In Fisher’s view, far greater attention needs to be given to disclosure at an earlier stage:
One option worth exploring is the utilisation of existing hearings, such as the plea and trial preparation hearing, to agree and resolve the prosecution’s approach to disclosure.
Another possibility is whether in a case where there are significant unused material issues, either due to volume or complexity, to consider if there is scope for a prosecutor or the defence to seek an early court hearing to specifically consider disclosure issues shortly after committal or transfer to the Crown Court.
The hearing, which could be in person or held remotely, would deal exclusively with disclosure matters and might precede the service of the full defence case statement, with the significant advantage of judicial oversight or direction of the process from that early point.
A successful disclosure hearing could limit the amount of unused material that the prosecutor must disclose.
Another suggestion that Fisher is considering would involve deferring work on a prosecutor’s schedule of unused material until after a charging decision has been made. The work might not be needed if the evidence was strong and a suspect had already made significant admissions in interview.
“The ever-increasing volume of digital disclosure presents the criminal justice system with significant challenges,” Fisher said. “Addressing these challenges will support the system to deliver fair and more efficient outcomes for victims, witnesses, and defendants.”
The KC intends to submit his final recommendations to the home secretary in the summer.
Mr. Fisher as I in all reticence see it has it right. At the very least we should now move to a process where the issue of disclosure or non- disclosure should fall within the remit of the judiciary rather than be entrusted to a police or other investigative disclosure officer, where as the Law Society’s Criminal Law Committee maintained under my then chairmanship such an approach had been fundamentally flawed and certain to result in many shocking examples of nondisclosure leading in turn to miscarriages of justice or the like but narrowly averted. This had never been a question on our part of (necessarily) positing the generic bad faith of the officers concerned but rather had to do with the built in training assumptions and experience of being an investigator leading to a deep seated aversion to assisting the defence in any manner or to risking the undermining of the prosecutorial case as constructed at the cost of much labour.
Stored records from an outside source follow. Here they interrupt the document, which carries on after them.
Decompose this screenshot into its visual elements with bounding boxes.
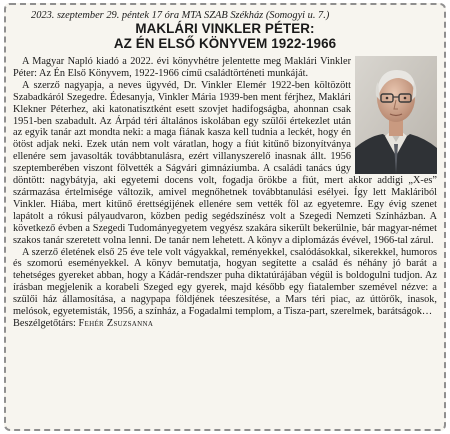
paragraph-biography: A szerző nagyapja, a neves ügyvéd, Dr. Vinkler Elemér 1922-ben költözött Szabadkáról Szegedre. Édesanyja, Vinkler Mária 1939-ben ment férjhez, Maklári Klekner Péterhez, aki katonatisztként esett szovjet hadifogságba, ahonnan csak 1951-ben szabadult. Az Árpád téri általános iskolában egy szülői értekezlet után az egyik tanár azt mondta neki: a maga fiának kasza kell tudnia a leckét, hogy én ötöst adjak neki. Ezek után nem volt váratlan, hogy a fiút kitűnő bizonyítványa ellenére sem javasolták továbbtanulásra, ezért villanyszerelő inasnak állt. 1956 szeptemberében viszont fölvették a Ságvári gimnáziumba. A családi tanács úgy döntött: nagybátyja, aki egyetemi docens volt, fogadja örökbe a fiút, mert akkor addigi „X-es” származása értelmisége változik, amivel megnőhetnek továbbtanulási esélyei. Így lett Makláriból Vinkler. Hiába, mert kitűnő érettségijének ellenére sem vették föl az egyetemre. Egy évig szenet lapátolt a rókusi pályaudvaron, közben pedig segédszínész volt a Szegedi Nemzeti Színházban. A következő évben a Szegedi Tudományegyetem vegyész szakára sikerült bekerülnie, bár magyar-német szakos tanár szeretett volna lenni. De tanár nem lehetett. A könyv a diplomázás évével, 1966-tal zárul. bbox=[13, 79, 437, 246]
author-photo bbox=[355, 56, 437, 174]
book-title: AZ ÉN ELSŐ KÖNYVEM 1922-1966 bbox=[113, 36, 337, 51]
credit-line bbox=[13, 318, 437, 330]
credit-name: Fehér Zsuzsanna bbox=[78, 317, 154, 329]
author-portrait-image bbox=[355, 56, 437, 174]
paragraph-intro: A Magyar Napló kiadó a 2022. évi könyvhétre jelentette meg Maklári Vinkler Péter: Az Én Első Könyvem, 1922-1966 című családtörténeti munkáját. bbox=[13, 56, 351, 79]
event-dateline: 2023. szeptember 29. péntek 17 óra MTA SZAB Székház (Somogyi u. 7.) bbox=[31, 10, 330, 21]
author-title: MAKLÁRI VINKLER PÉTER: bbox=[135, 21, 315, 36]
credit-label: Beszélgetőtárs: bbox=[13, 317, 76, 329]
paragraph-summary: A szerző életének első 25 éve tele volt vágyakkal, reményekkel, csalódásokkal, sikerekkel, humoros és szomorú eseményekkel. A könyv bemutatja, hogyan segítette a család és néhány jó barát a tehetséges gyereket abban, hogy a Kádár-rendszer puha diktatúrájában végül is boldogulni tudjon. Az írásban megjelenik a korabeli Szeged egy gyerek, majd később egy fiatalember szemével nézve: a szülői ház államosítása, a nagypapa földjének téeszesítése, a Mars téri piac, az úttörők, inasok, melósok, egyetemisták, 1956, a színház, a Fogadalmi templom, a Tisza-part, szerelmek, barátságok… bbox=[13, 246, 437, 318]
title-block bbox=[4, 21, 446, 51]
In the light of “my” then Committee’s urgings, its then brilliant Professional Adviser Roger Ede and I arranged to see the then Senior Presiding Judge (now sadly deceased) Igor Judge. We found him very receptive and from his in some ways different standpoint at least as concerned as were we since a number of shocking examples of the mischief we had feared had come to light. I had hoped that our interventions- since with Roger’s and the Committee’s invaluable support I never knowingly missed an opportunity to raise our concerns- had had SOME effect to the better. Much greater and EARLY judicial intervention over these vexed issues had been at the heart of our oft repeated refrain. But now here we are still with appalling instances of failure for whatever reason and something-THIS time- really MUST be done. If only that might be the quick fix but as all thinking lawyers and judges -surely- would agree there is NEVER AN answer to these challenges. What concerns me at least as much is what the Post Office scandal inquiry seems to be unearthing under the resolute chairmanship of Sir Wyn Williams about (some) lawyers’ -shall we say- questionable decisions and recommendations to the Post Office management. What-oh what- are we to do about THAT if closer scrutiny should indeed lead to a higher level of proof than at present of - I use the word again- questionable conduct? A training issue? Certainly, but in the face of the (so often) perverse driver of maximising profit can that ever be enough?